In my mind, the simplest explanation for this is Thanksgiving. As the country that is home to the largest portion of Internet infrastructure and connectivity prepares for its annual long weekend holiday, engineers are likely to be getting a lot of maintenance and other network infrastructure works out of the way in preparation.
This resulted in a lot of what appear to be maintenance-related outages averaging 10 to 15 minutes; slightly longer in duration than we’d normally see in our weekly numbers, but with more occurring out of hours. This is indicative of a lot of engineering work being performed in advance of a period when networks are likely to receive a workout for leisure and shopping purposes.
There was one “major” incident this week in the form of a configuration change made by Google that failed to propagate correctly and caused issues with its cloud-based load balancers worldwide.
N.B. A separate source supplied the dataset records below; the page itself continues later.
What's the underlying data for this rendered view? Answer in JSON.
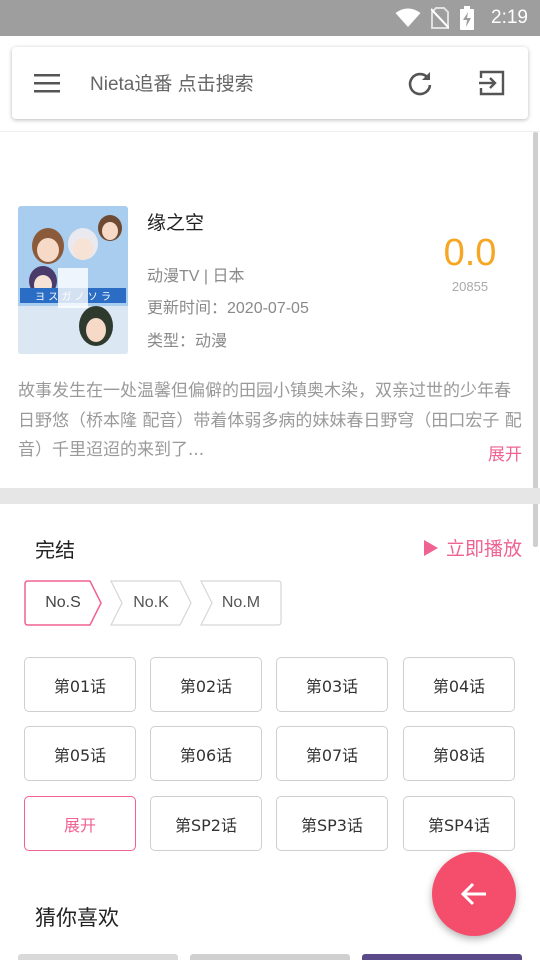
{
  "status_bar": {
    "time": "2:19",
    "icons": [
      "wifi-icon",
      "no-sim-icon",
      "battery-charging-icon"
    ]
  },
  "search": {
    "placeholder": "Nieta追番  点击搜索",
    "icons": [
      "menu-icon",
      "refresh-icon",
      "exit-icon"
    ]
  },
  "anime": {
    "title": "缘之空",
    "category": "动漫TV | 日本",
    "updated": "更新时间：2020-07-05",
    "type": "类型：动漫",
    "score": "0.0",
    "votes": "20855",
    "description": "故事发生在一处温馨但偏僻的田园小镇奥木染，双亲过世的少年春日野悠（桥本隆 配音）带着体弱多病的妹妹春日野穹（田口宏子 配音）千里迢迢的来到了...",
    "expand_label": "展开"
  },
  "episodes_section": {
    "status": "完结",
    "play_label": "立即播放",
    "sources": [
      "No.S",
      "No.K",
      "No.M"
    ],
    "selected_source": "No.S",
    "episodes": [
      "第01话",
      "第02话",
      "第03话",
      "第04话",
      "第05话",
      "第06话",
      "第07话",
      "第08话",
      "展开",
      "第SP2话",
      "第SP3话",
      "第SP4话"
    ]
  },
  "recommend": {
    "title": "猜你喜欢"
  },
  "colors": {
    "accent": "#f06292",
    "score": "#f5a623",
    "fab": "#f44e6c",
    "status_bar": "#9e9e9e"
  }
}
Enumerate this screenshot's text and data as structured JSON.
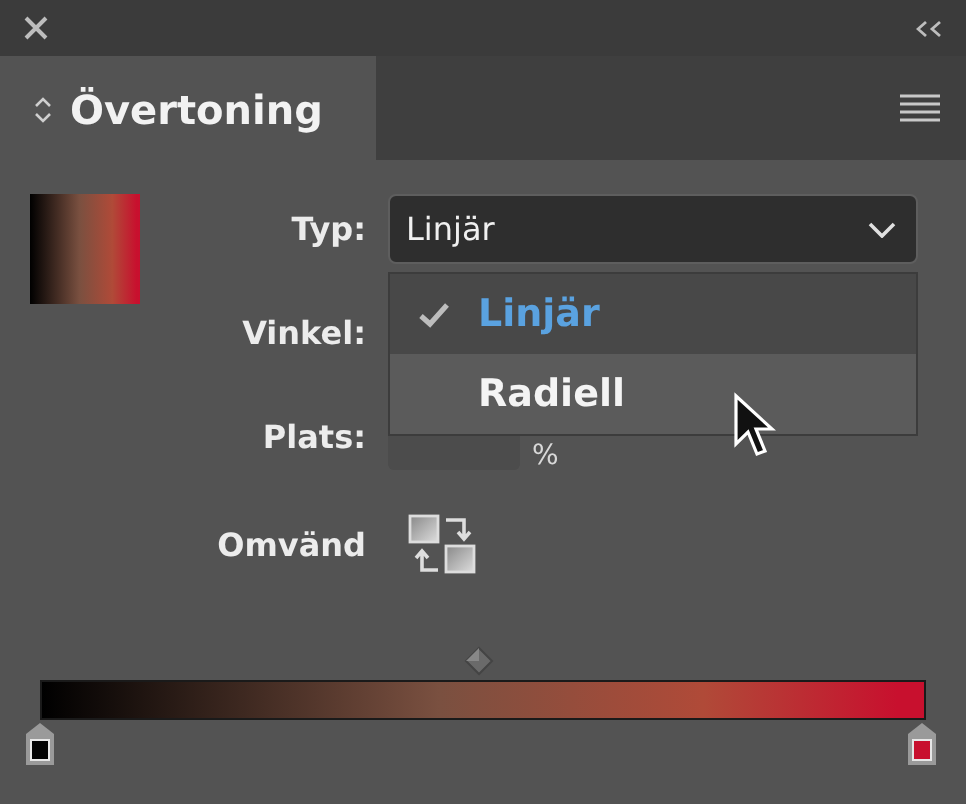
{
  "panel": {
    "tab_label": "Övertoning"
  },
  "type_label": "Typ:",
  "type_value": "Linjär",
  "type_options": [
    {
      "label": "Linjär",
      "selected": true,
      "highlighted": false
    },
    {
      "label": "Radiell",
      "selected": false,
      "highlighted": true
    }
  ],
  "angle_label": "Vinkel:",
  "location_label": "Plats:",
  "location_unit": "%",
  "reverse_label": "Omvänd",
  "gradient_stops": [
    {
      "color": "#000000"
    },
    {
      "color": "#c8102e"
    }
  ]
}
It briefly led to a host of big name online services—the likes of Spotify, Discord, Snapchat and Etsy—becoming inaccessible and throwing up HTTP 400 server errors, in response to user requests. These accessibility issues were unevenly felt, with some users reporting problems, while others did not. Most impacted applications seemed to recover in under 10 minutes.
The downstream impacts of the load balancers not working fits my—indeed, most user’s—definition of what an outage is, as users tend to think of an outage as any time they start feeling pain in a digital experience or interaction. From a regular Internet user’s perspective, some sites were unusable, and so this would have registered as an outage in their minds.
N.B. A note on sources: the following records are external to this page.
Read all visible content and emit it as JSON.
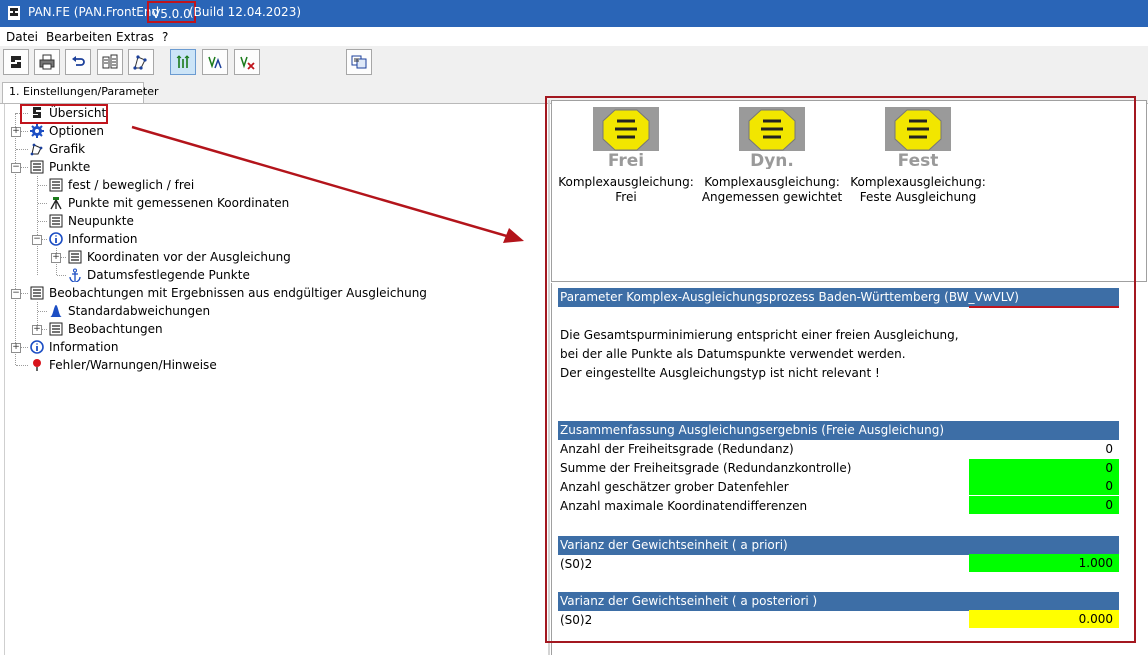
{
  "window": {
    "title_prefix": "PAN.FE (PAN.FrontEnd",
    "version": "V5.0.0",
    "build": "(Build 12.04.2023)"
  },
  "menu": [
    "Datei",
    "Bearbeiten",
    "Extras",
    "?"
  ],
  "toolbar": {
    "buttons": [
      "app-icon",
      "print-icon",
      "undo-icon",
      "compare-icon",
      "network-icon",
      "adjust-free-icon",
      "adjust-weighted-icon",
      "adjust-fixed-icon",
      "window-switch-icon"
    ]
  },
  "tabs": [
    "1. Einstellungen/Parameter"
  ],
  "tree": {
    "items": [
      "Übersicht",
      "Optionen",
      "Grafik",
      "Punkte",
      "fest / beweglich / frei",
      "Punkte mit gemessenen Koordinaten",
      "Neupunkte",
      "Information",
      "Koordinaten vor der Ausgleichung",
      "Datumsfestlegende Punkte",
      "Beobachtungen mit Ergebnissen aus endgültiger Ausgleichung",
      "Standardabweichungen",
      "Beobachtungen",
      "Information",
      "Fehler/Warnungen/Hinweise"
    ]
  },
  "cards": [
    {
      "logo_text": "Frei",
      "caption_line1": "Komplexausgleichung:",
      "caption_line2": "Frei"
    },
    {
      "logo_text": "Dyn.",
      "caption_line1": "Komplexausgleichung:",
      "caption_line2": "Angemessen gewichtet"
    },
    {
      "logo_text": "Fest",
      "caption_line1": "Komplexausgleichung:",
      "caption_line2": "Feste Ausgleichung"
    }
  ],
  "parameter": {
    "header": "Parameter Komplex-Ausgleichungsprozess Baden-Württemberg (BW_VwVLV)",
    "lines": [
      "Die Gesamtspurminimierung entspricht einer freien Ausgleichung,",
      "bei der alle Punkte als Datumspunkte verwendet werden.",
      "Der eingestellte Ausgleichungstyp ist nicht relevant !"
    ]
  },
  "summary": {
    "header": "Zusammenfassung Ausgleichungsergebnis (Freie Ausgleichung)",
    "rows": [
      {
        "label": "Anzahl der Freiheitsgrade (Redundanz)",
        "value": "0"
      },
      {
        "label": "Summe der Freiheitsgrade (Redundanzkontrolle)",
        "value": "0"
      },
      {
        "label": "Anzahl geschätzer grober Datenfehler",
        "value": "0"
      },
      {
        "label": "Anzahl maximale Koordinatendifferenzen",
        "value": "0"
      }
    ]
  },
  "variance_prior": {
    "header": "Varianz der Gewichtseinheit ( a priori)",
    "label": "(S0)2",
    "value": "1.000"
  },
  "variance_posterior": {
    "header": "Varianz der Gewichtseinheit ( a posteriori )",
    "label": "(S0)2",
    "value": "0.000"
  },
  "colors": {
    "titlebar": "#2a65b7",
    "section_header": "#3d6ea6",
    "ok_green": "#00ff00",
    "warn_yellow": "#ffff00",
    "annotation_red": "#c0141c"
  }
}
But this is a weekly column that explores connectivity issues: between data centers, along major transit and interconnection routes or in last-mile fixed infrastructures. And, well, this wasn’t one of them.
This was an issue with load balancers disrupting availability. Internet users could still make their requests for content, and these were being relayed from the CDN to the load balancer for onward distribution to the application servers. The problem wasn’t with connectivity at any point in that chain, but instead with the load balancers being unable to process requests, which caused them to return service unavailable errors.
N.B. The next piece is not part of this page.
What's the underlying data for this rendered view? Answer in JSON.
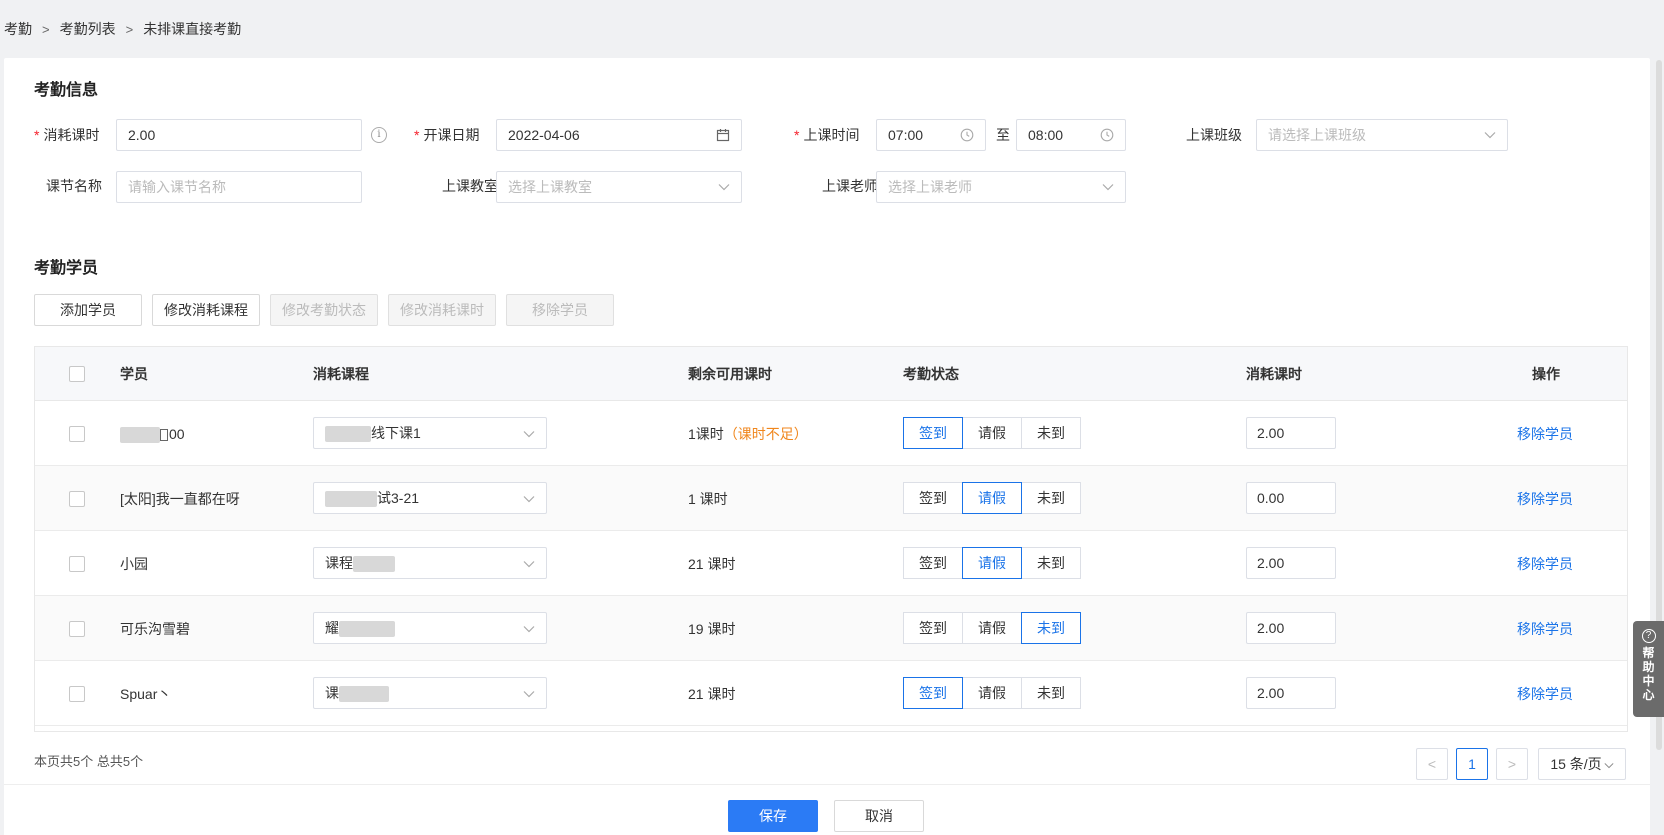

This might seem like a case of semantics, especially as some of Google’s own cloud engineers publicly referred to the incident as an outage, but it falls into somewhat of a grey area with respect to this particular column series, which focuses on network outages, and it was a good opportunity to explore it.
Not Every Change Works
The Google incident may point to a broader operational challenge: that is, in environments where there is a high frequency of changes being pushed out, inevitably not all of those changes will play nice, despite the amount of (often automated) testing of each release.
Deployment frequency is a standard metric to measure the success of DevOps teams, and it is relatively common these days for teams to be pushing new code to production—application updates, features, patches and the like—multiple times a day.
Google Cloud actually does its own research in this area, which found 26% are deploying on-demand, multiple times a day. Incredibly, “elite performers deploy 973x more frequently than low performers.”
The research also deals with change failure rates, defined as “the percentage of changes to production … [that] result in degraded service (e.g., lead to service impairment or service outage) and subsequently require remediation (e.g., require a hotfix, rollback, fix forward, patch).” Even the most elite developers see a change failure rate of up to 15%.
That’s just the changes you control. If your product pulls data from third-party APIs, the API owner is under the same pressure to change frequently to introduce new features or optimize performance.
While there are likely to be various contractual terms in place requiring them to notify you of impending changes, they may also make changes you don’t know about—that is, until your service stops working. That’s why API monitoring is an important part of the broader suite of visibility tools employed by application owners to monitor all aspects of operation and performance.
The point is, even the best teams in the world, with the best tools and practices, won’t get every change right. Application owners need to independently maintain their own visibility across this dynamic environment in order to recognize potential causes of degradation to their own services, and be best-placed to escalate them for resolution.